Wetboek-online maakt gebruik van cookies. sluiten
bladeren
zoeken

Mijnbouwwet

 

Artikel 40
1
Dit artikel is van toepassing in die gevallen waarin hoofdstuk 8 van de Wet milieubeheer niet van toepassing is op een mijnbouwwerk.
2
Het is verboden zonder vergunning van Onze Minister een mijnbouwwerk op te richten of in stand te houden. Het verbod geldt niet voor mijnbouwwerken, behorende tot een categorie die bij of krachtens algemene maatregel van bestuur van dit verbod is uitgezonderd en waarvoor die algemene maatregel van bestuur regels stelt ter bescherming van het milieu.
3
De vergunning kan slechts in het belang van de bescherming van het milieu worden geweigerd.
4
De vergunning kan onder beperkingen worden verleend. Aan de vergunning kunnen voorschriften worden verbonden.
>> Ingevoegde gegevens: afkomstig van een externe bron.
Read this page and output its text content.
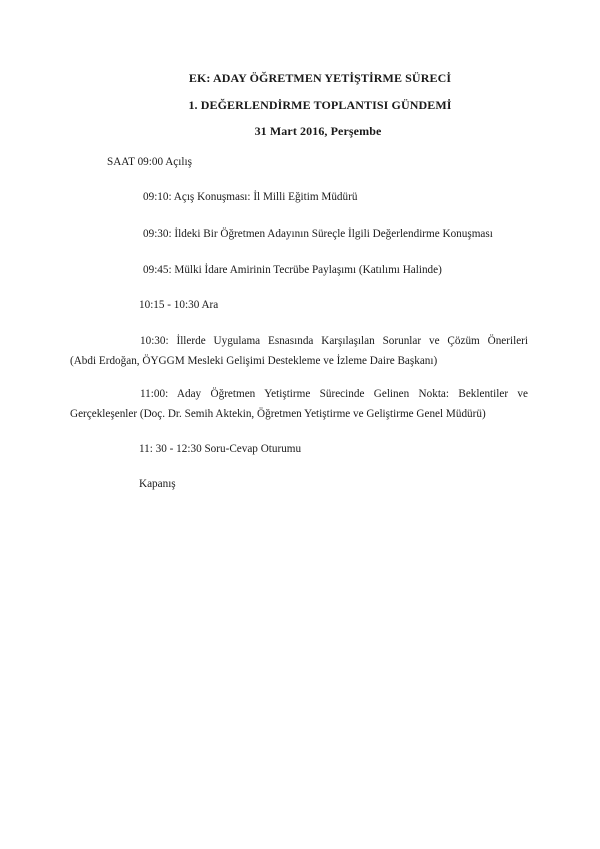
EK: ADAY ÖĞRETMEN YETİŞTİRME SÜRECİ
1. DEĞERLENDİRME TOPLANTISI GÜNDEMİ
31 Mart 2016, Perşembe
SAAT 09:00 Açılış
09:10: Açış Konuşması: İl Milli Eğitim Müdürü
09:30: İldeki Bir Öğretmen Adayının Süreçle İlgili Değerlendirme Konuşması
09:45: Mülki İdare Amirinin Tecrübe Paylaşımı (Katılımı Halinde)
10:15 - 10:30 Ara
10:30: İllerde Uygulama Esnasında Karşılaşılan Sorunlar ve Çözüm Önerileri
(Abdi Erdoğan, ÖYGGM Mesleki Gelişimi Destekleme ve İzleme Daire Başkanı)
11:00: Aday Öğretmen Yetiştirme Sürecinde Gelinen Nokta: Beklentiler ve
Gerçekleşenler (Doç. Dr. Semih Aktekin, Öğretmen Yetiştirme ve Geliştirme Genel Müdürü)
11: 30 - 12:30 Soru-Cevap Oturumu
Kapanış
De beperkingen en voorschriften kunnen slechts worden gerechtvaardigd door het belang van de bescherming van het milieu.
5
In de vergunning kan worden bepaald dat Onze Minister daarbij omschreven bevoegdheden heeft ter uitvoering van daarbij aangewezen voorschriften.
6
Bij ministeriële regeling worden regels gesteld omtrent de wijze waarop de aanvraag om een vergunning dient te geschieden en omtrent de gegevens en de bescheiden welke daarbij moeten worden overgelegd. Bij de regeling worden bestuursorganen aangewezen die in de gelegenheid moeten worden gesteld advies uit te brengen met betrekking tot het nemen van een besluit, of die op andere wijze bij de voorbereidingsprocedure worden betrokken.
7
Onze Minister kan de beperkingen en voorschriften wijzigen, voorzover zij geen betrekking hebben op de plaats van het mijnbouwwerk en de wijziging wordt gerechtvaardigd door het belang van de bescherming van het milieu.
8
Artikel 21, eerste lid, met uitzondering van onderdeel c, en tweede lid, is van overeenkomstige toepassing.
9
De volgende onderdelen van de Wet milieubeheer zijn van overeenkomstige toepassing:
a
hoofdstuk 7, de artikelen 8.16, 8.20, eerste lid, 8.21, 8.40, eerste en tweede lid, 8.41, 8.42, en afdeling 13.2;
b
artikel 8.6 ten aanzien van het verlenen van een vergunning;
c
de artikelen 8.39a, 8.39b, 8.39c en 8.39e ten aanzien van het verlenen, het wijzigen of het intrekken van een vergunning;
d
titel 15.4 ten aanzien van een beschikking omtrent:
1
het wijzigen of intrekken van een vergunning;
2
het verlenen van een vergunning voor het in stand houden van een mijnbouwwerk in een geval waarin het in het tweede lid bedoelde verbod niet gold voor dat mijnbouwwerk en het verbod op enig tijdstip is gaan gelden anders dan ten gevolge van een verandering van het mijnbouwwerk of van de werking daarvan.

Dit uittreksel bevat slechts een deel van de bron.